The Professor pressed buttons on a console in front of him. “Look at this.” The screen’s contents magnified and filled with silver roundels eating red and yellow starfish like creatures.
“Ugh! What are those?”
“Dr Phillius Santander’s Nanobots. Millions of them. They shouldn’t be there----only field agents are authorised to use them, but I am damned pleased to see them.”
Archie scratched his head. “They’re. . .” he looked queasy, “not inside Tarquin are they?’
“Yep, Santa’s little helpers are rounding up the Leche spores and castrating them.”
"Spores, like hay fever?"
Tommy shook his head and turned to face Archie. "Far worse. Leche pulse lances are laced with poisonous spores and hallucinogens that multiply inside their host with terrifying speed."
Archie’s shoulders sagged. “He’s going to die, isn’t he.”
The professor didn't answer. He was watching a vast wave of silver roundels herd the starfish through Tarquin’s aorta and away from his heart.
"Professor."
“Sorry, those bots are amazing! Any idea who put them there?”
Archie shook his head, “Not a clue.”
“I found a puncture scar over his heart. They were injected within the last 30 days.”
“How can you be so sure?” asked Archie.
The Professor took from his pocket a silver pen like instrument with a dozen coloured pins.
"You programme them through the injection device and push the pins here in a given sequence, then dial in a number here.” He pointed to the base. “This programmes the quantity of bots released and how they act.” He stabbed the needle end into an imaginary heart. “Press and the bots are pumped through the body.”
Tommy turned back to the screen. “ But,” he said, shaking his head, “this is different.”
“Why?” asked Archie, taking the instrument from the Professor and looking at it.

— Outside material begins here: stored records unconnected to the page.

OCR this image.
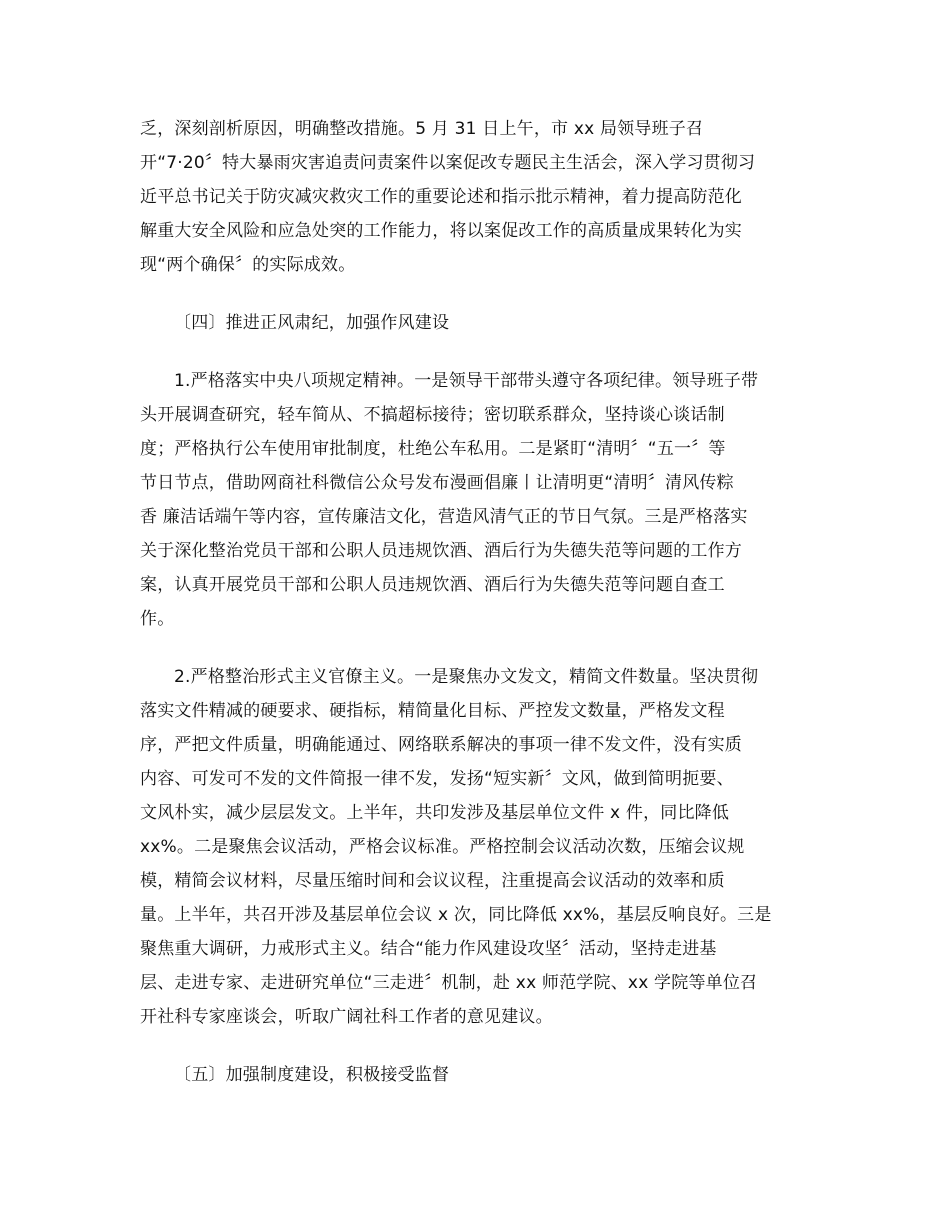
乏，深刻剖析原因，明确整改措施。5 月 31 日上午，市 xx 局领导班子召
开“7·20〞特大暴雨灾害追责问责案件以案促改专题民主生活会，深入学习贯彻习
近平总书记关于防灾减灾救灾工作的重要论述和指示批示精神，着力提高防范化
解重大安全风险和应急处突的工作能力，将以案促改工作的高质量成果转化为实
现“两个确保〞的实际成效。
〔四〕推进正风肃纪，加强作风建设
1.严格落实中央八项规定精神。一是领导干部带头遵守各项纪律。领导班子带
头开展调查研究，轻车简从、不搞超标接待；密切联系群众，坚持谈心谈话制
度；严格执行公车使用审批制度，杜绝公车私用。二是紧盯“清明〞“五一〞等
节日节点，借助网商社科微信公众号发布漫画倡廉丨让清明更“清明〞清风传粽
香 廉洁话端午等内容，宣传廉洁文化，营造风清气正的节日气氛。三是严格落实
关于深化整治党员干部和公职人员违规饮酒、酒后行为失德失范等问题的工作方
案，认真开展党员干部和公职人员违规饮酒、酒后行为失德失范等问题自查工
作。
2.严格整治形式主义官僚主义。一是聚焦办文发文，精简文件数量。坚决贯彻
落实文件精减的硬要求、硬指标，精简量化目标、严控发文数量，严格发文程
序，严把文件质量，明确能通过、网络联系解决的事项一律不发文件，没有实质
内容、可发可不发的文件简报一律不发，发扬“短实新〞文风，做到简明扼要、
文风朴实，减少层层发文。上半年，共印发涉及基层单位文件 x 件，同比降低
xx%。二是聚焦会议活动，严格会议标准。严格控制会议活动次数，压缩会议规
模，精简会议材料，尽量压缩时间和会议议程，注重提高会议活动的效率和质
量。上半年，共召开涉及基层单位会议 x 次，同比降低 xx%，基层反响良好。三是
聚焦重大调研，力戒形式主义。结合“能力作风建设攻坚〞活动，坚持走进基
层、走进专家、走进研究单位“三走进〞机制，赴 xx 师范学院、xx 学院等单位召
开社科专家座谈会，听取广阔社科工作者的意见建议。
〔五〕加强制度建设，积极接受监督
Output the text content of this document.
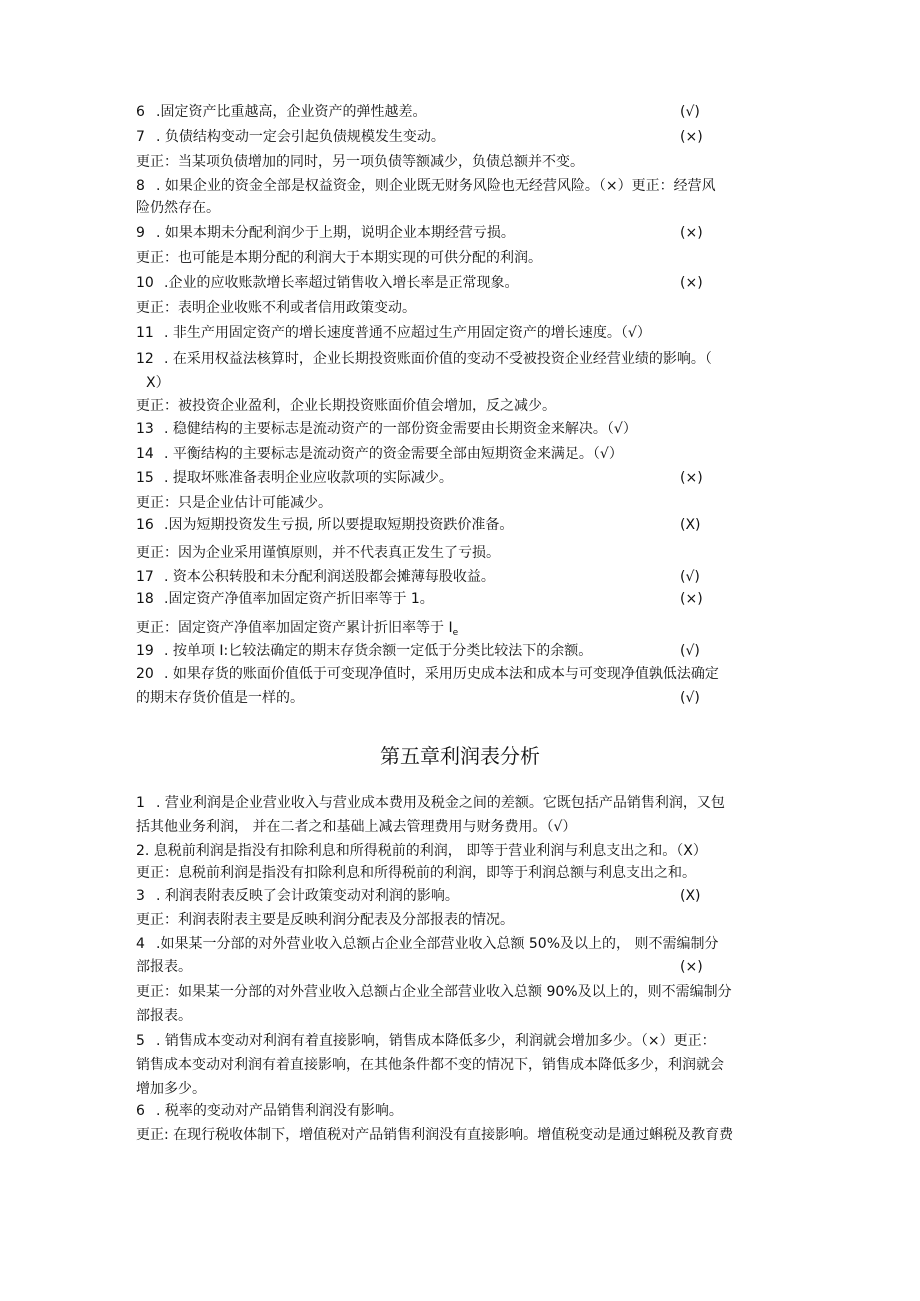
6 .固定资产比重越高，企业资产的弹性越差。	(√)
7 . 负债结构变动一定会引起负债规模发生变动。	(×)
更正：当某项负债增加的同时，另一项负债等额减少，负债总额并不变。
8 . 如果企业的资金全部是权益资金，则企业既无财务风险也无经营风险。（×）更正：经营风
险仍然存在。
9 . 如果本期未分配利润少于上期，说明企业本期经营亏损。	(×)
更正：也可能是本期分配的利润大于本期实现的可供分配的利润。
10 .企业的应收账款增长率超过销售收入增长率是正常现象。	(×)
更正：表明企业收账不利或者信用政策变动。
11 . 非生产用固定资产的增长速度普通不应超过生产用固定资产的增长速度。（√）
12 . 在采用权益法核算时，企业长期投资账面价值的变动不受被投资企业经营业绩的影响。（
X）
更正：被投资企业盈利，企业长期投资账面价值会增加，反之减少。
13 . 稳健结构的主要标志是流动资产的一部份资金需要由长期资金来解决。（√）
14 . 平衡结构的主要标志是流动资产的资金需要全部由短期资金来满足。（√）
15 . 提取坏账准备表明企业应收款项的实际减少。	(×)
更正：只是企业估计可能减少。
16 .因为短期投资发生亏损, 所以要提取短期投资跌价准备。	(X)
更正：因为企业采用谨慎原则，并不代表真正发生了亏损。
17 . 资本公积转股和未分配利润送股都会摊薄每股收益。	(√)
18 .固定资产净值率加固定资产折旧率等于 1。	(×)
更正：固定资产净值率加固定资产累计折旧率等于 $I_e$
19 . 按单项 I:匕较法确定的期末存货余额一定低于分类比较法下的余额。	(√)
20 . 如果存货的账面价值低于可变现净值时，采用历史成本法和成本与可变现净值孰低法确定
的期末存货价值是一样的。	(√)
第五章利润表分析
1 . 营业利润是企业营业收入与营业成本费用及税金之间的差额。它既包括产品销售利润，又包
括其他业务利润， 并在二者之和基础上减去管理费用与财务费用。（√）
2. 息税前利润是指没有扣除利息和所得税前的利润， 即等于营业利润与利息支出之和。（X）
更正：息税前利润是指没有扣除利息和所得税前的利润，即等于利润总额与利息支出之和。
3 . 利润表附表反映了会计政策变动对利润的影响。	(X)
更正：利润表附表主要是反映利润分配表及分部报表的情况。
4 .如果某一分部的对外营业收入总额占企业全部营业收入总额 50%及以上的， 则不需编制分
部报表。	(×)
更正：如果某一分部的对外营业收入总额占企业全部营业收入总额 90%及以上的，则不需编制分
部报表。
5 . 销售成本变动对利润有着直接影响，销售成本降低多少，利润就会增加多少。（×）更正：
销售成本变动对利润有着直接影响，在其他条件都不变的情况下，销售成本降低多少，利润就会
增加多少。
6 . 税率的变动对产品销售利润没有影响。
更正: 在现行税收体制下，增值税对产品销售利润没有直接影响。增值税变动是通过蝌税及教育费
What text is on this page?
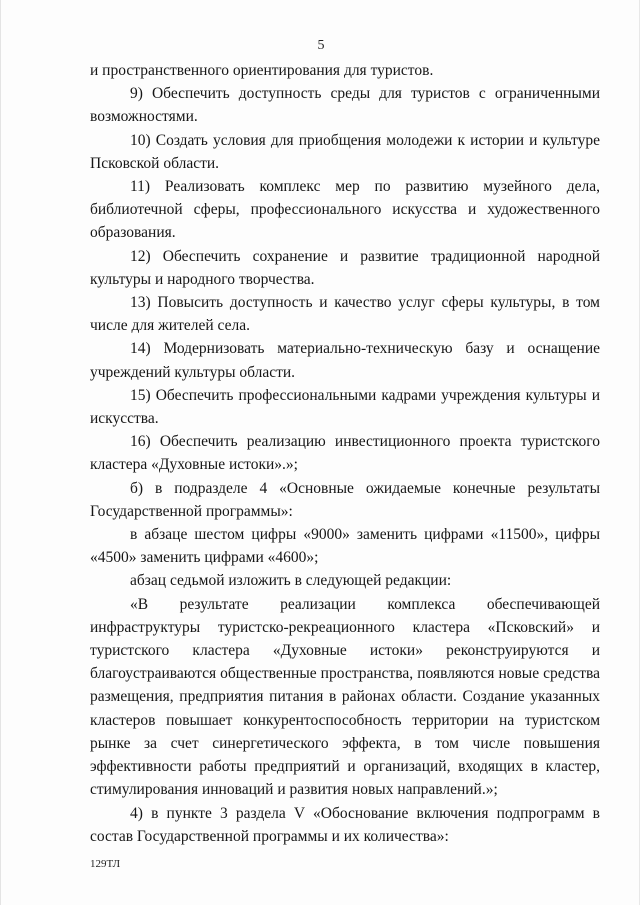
5

и пространственного ориентирования для туристов.

9) Обеспечить доступность среды для туристов с ограниченными возможностями.

10) Создать условия для приобщения молодежи к истории и культуре Псковской области.

11) Реализовать комплекс мер по развитию музейного дела, библиотечной сферы, профессионального искусства и художественного образования.

12) Обеспечить сохранение и развитие традиционной народной культуры и народного творчества.

13) Повысить доступность и качество услуг сферы культуры, в том числе для жителей села.

14) Модернизовать материально-техническую базу и оснащение учреждений культуры области.

15) Обеспечить профессиональными кадрами учреждения культуры и искусства.

16) Обеспечить реализацию инвестиционного проекта туристского кластера «Духовные истоки».»;

б) в подразделе 4 «Основные ожидаемые конечные результаты Государственной программы»:

в абзаце шестом цифры «9000» заменить цифрами «11500», цифры «4500» заменить цифрами «4600»;

абзац седьмой изложить в следующей редакции:

«В результате реализации комплекса обеспечивающей инфраструктуры туристско-рекреационного кластера «Псковский» и туристского кластера «Духовные истоки» реконструируются и благоустраиваются общественные пространства, появляются новые средства размещения, предприятия питания в районах области. Создание указанных кластеров повышает конкурентоспособность территории на туристском рынке за счет синергетического эффекта, в том числе повышения эффективности работы предприятий и организаций, входящих в кластер, стимулирования инноваций и развития новых направлений.»;

4) в пункте 3 раздела V «Обоснование включения подпрограмм в состав Государственной программы и их количества»:

129ТЛ
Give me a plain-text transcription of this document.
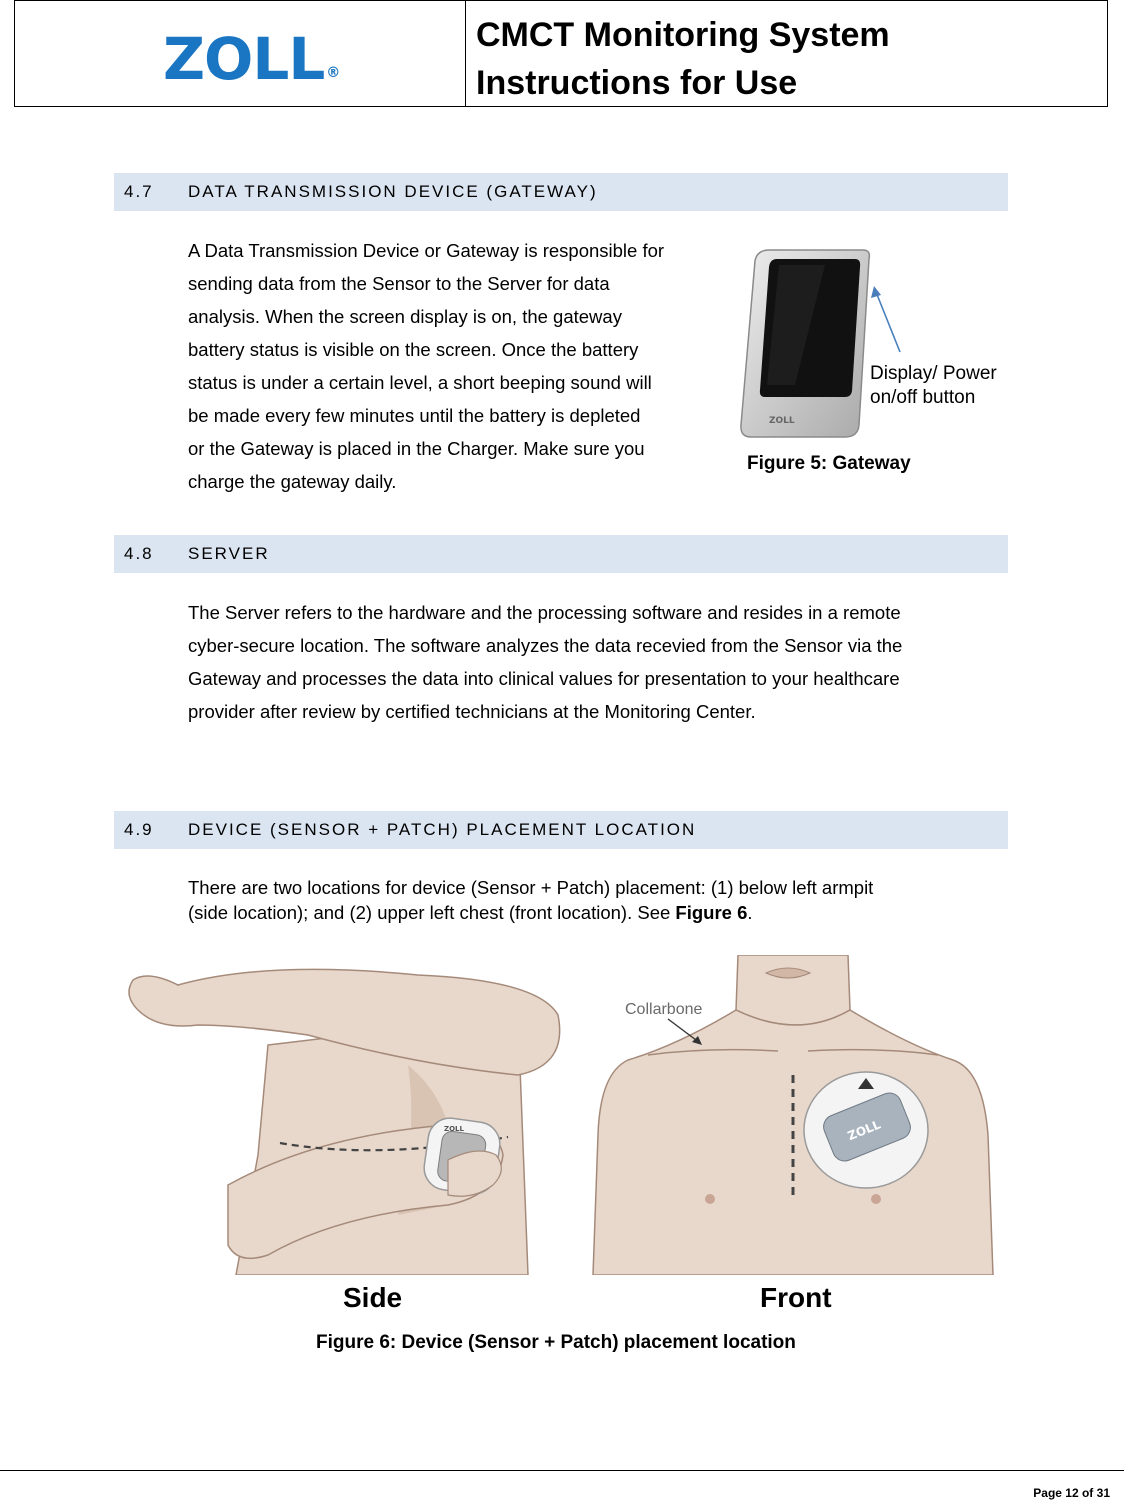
ZOLL ®

CMCT Monitoring System

Instructions for Use

4.7 DATA TRANSMISSION DEVICE (GATEWAY)

A Data Transmission Device or Gateway is responsible for

sending data from the Sensor to the Server for data

analysis. When the screen display is on, the gateway

battery status is visible on the screen. Once the battery

status is under a certain level, a short beeping sound will

be made every few minutes until the battery is depleted

or the Gateway is placed in the Charger. Make sure you

charge the gateway daily.

ZOLL
Display/ Power
on/off button
Figure 5: Gateway
4.8 SERVER

The Server refers to the hardware and the processing software and resides in a remote

cyber-secure location. The software analyzes the data recevied from the Sensor via the

Gateway and processes the data into clinical values for presentation to your healthcare

provider after review by certified technicians at the Monitoring Center.

4.9 DEVICE (SENSOR + PATCH) PLACEMENT LOCATION

There are two locations for device (Sensor + Patch) placement: (1) below left armpit

(side location); and (2) upper left chest (front location). See Figure 6.

ZOLL	ZOLL
Collarbone
Side	Front
Figure 6: Device (Sensor + Patch) placement location
Page 12 of 31
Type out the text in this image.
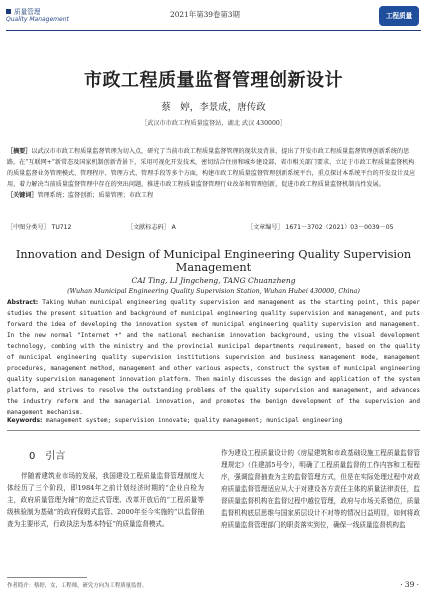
质量管理
Quality Management
2021年第39卷第3期	工程质量
市政工程质量监督管理创新设计
蔡　婷，李景成，唐传政
［武汉市市政工程质量监督站，湖北 武汉 430000］
［摘要］以武汉市市政工程质量监督管理为切入点，研究了当前市政工程质量监督管理的现状及背景，提出了开发市政工程质量监督管理创新系统的思路。在“互联网+”新常态及国家机制创新背景下，采用可视化开发技术，密切结合住房和城乡建设部、省市相关部门要求，立足于市政工程质量监督机构的质量监督业务管理模式、管理程序、管理方式、管理手段等多个方面，构建市政工程质量监督管理创新系统平台，重点探讨本系统平台的开发设计及应用，着力解决当前质量监督管理中存在的突出问题，推进市政工程质量监督管理行业改革和管理创新，促进市政工程质量监督机制良性发展。
［关键词］管理系统；监督创新；质量管理；市政工程
［中图分类号］ TU712	［文献标志码］ A	［文章编号］ 1671－3702（2021）03－0039－05
Innovation and Design of Municipal Engineering Quality Supervision Management
CAI Ting, LI Jingcheng, TANG Chuanzheng
(Wuhan Municipal Engineering Quality Supervision Station, Wuhan Hubei 430000, China)
Abstract: Taking Wuhan municipal engineering quality supervision and management as the starting point, this paper studies the present situation and background of municipal engineering quality supervision and management, and puts forward the idea of developing the innovation system of municipal engineering quality supervision and management. In the new normal "Internet +" and the national mechanism innovation background, using the visual development technology, combing with the ministry and the provincial municipal departments requirement, based on the quality of municipal engineering quality supervision institutions supervision and business management mode, management procedures, management method, management and other various aspects, construct the system of municipal engineering quality supervision management innovation platform. Then mainly discusses the design and application of the system platform, and strives to resolve the outstanding problems of the quality supervision and management, and advances the industry reform and the managerial innovation, and promotes the benign development of the supervision and management mechanism.
Keywords: management system; supervision innovate; quality management; municipal engineering
0　引言

伴随着建筑业市场的发展，我国建设工程质量监督管理制度大体经历了三个阶段，即1984年之前计划经济时期的“企业自检为主，政府质量管理为辅”的宽泛式管理、改革开放后的“工程质量等级核验制为基础”的政府保姆式监管、2000年至今实施的“以监督抽查为主要形式，行政执法为基本特征”的质量监督模式。

作为建设工程质量设计的《房屋建筑和市政基础设施工程质量监督管理规定》（住建部5号令），明确了工程质量监督的工作内容和工程程序，强调监督抽查为主的监督管理方式，但是在实际处理过程中对政府质量监督管理适应从大于对建设各方责任主体的质量法律责任，监督质量监督机构在监督过程中越位管理，政府与市场关系错位，质量监督机构底层思维与国家质层设计不对等的情况日益明显，如何将政府质量监督管理部门的职责落实到位，确保一线质量监督机构监

作者简介：蔡婷，女，工程师，研究方向为工程质量监督。	· 39 ·
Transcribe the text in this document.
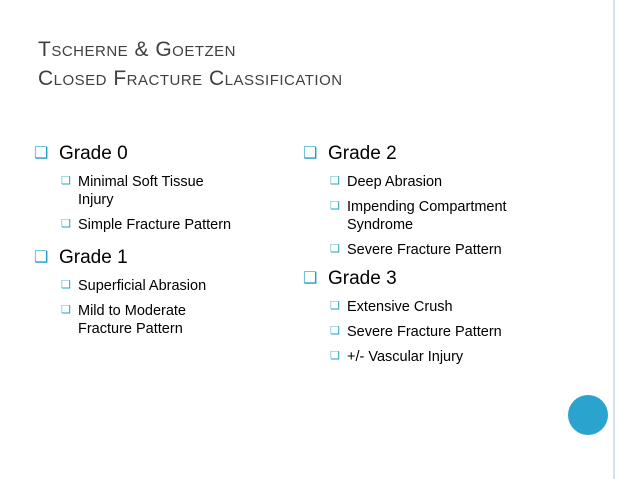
Tscherne & Goetzen
Closed Fracture Classification
❑ Grade 0
❑ Minimal Soft Tissue Injury
❑ Simple Fracture Pattern
❑ Grade 1
❑ Superficial Abrasion
❑ Mild to Moderate Fracture Pattern
❑ Grade 2
❑ Deep Abrasion
❑ Impending Compartment Syndrome
❑ Severe Fracture Pattern
❑ Grade 3
❑ Extensive Crush
❑ Severe Fracture Pattern
❑ +/- Vascular Injury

“Shooting this combination and quantity was a death sentence, it’s ludicrously strong for any disease or virus known on earth.”
"You still haven't answered my question."
"No," said Tommy grinning, "he's not going to die, far from it!" He rubbed his hands together. " You see, the bots have a timing mechanism and were about to start eating him from the inside when the Leche spores arrived."
"Look," he pointed to the screen. "The spores sweep through a host body and kill in minutes, but when these spores entered Tarquin it was manna from heaven for the ravenous bots.”
“Brilliant," said Tommy, shaking his head, "bloody brilliant. Someone made a huge mistake. . .”
“and it saved Tarquin’s life.”
“Or,” said Tommy, wringing his hands and pursing his lips, “someone tried to kill him, not expecting a Leche to shoot him.“
“How long before we can talk to him?”
The professor looked at the figures pouring across the screen. “Five days if all goes well. Once the bots have finished eating and we've remove them from all parts of his body."
"But," he said, shaking his head. "The side effects of the hallucinogens are more problematic...”
# # #
Archie left the Professor and stopped to take one more look at Tarquin through the glass.
“Come, we should visit Smodius.” Archie looked up. It was Alice Cooper, a recruit from the Shropshire Canal. They had started at the Guide School together several years before.
“I’ve been asked to join you,” she said, swinging a pack onto her shoulder, “It’ll be like old times.” She looked through the glass. “Is that Tarquin Jenkins?”
“Yes.”
“Will he make it?”
“He’s a fighter, a very special boy. He has a good chance,” said Archie, with a smile.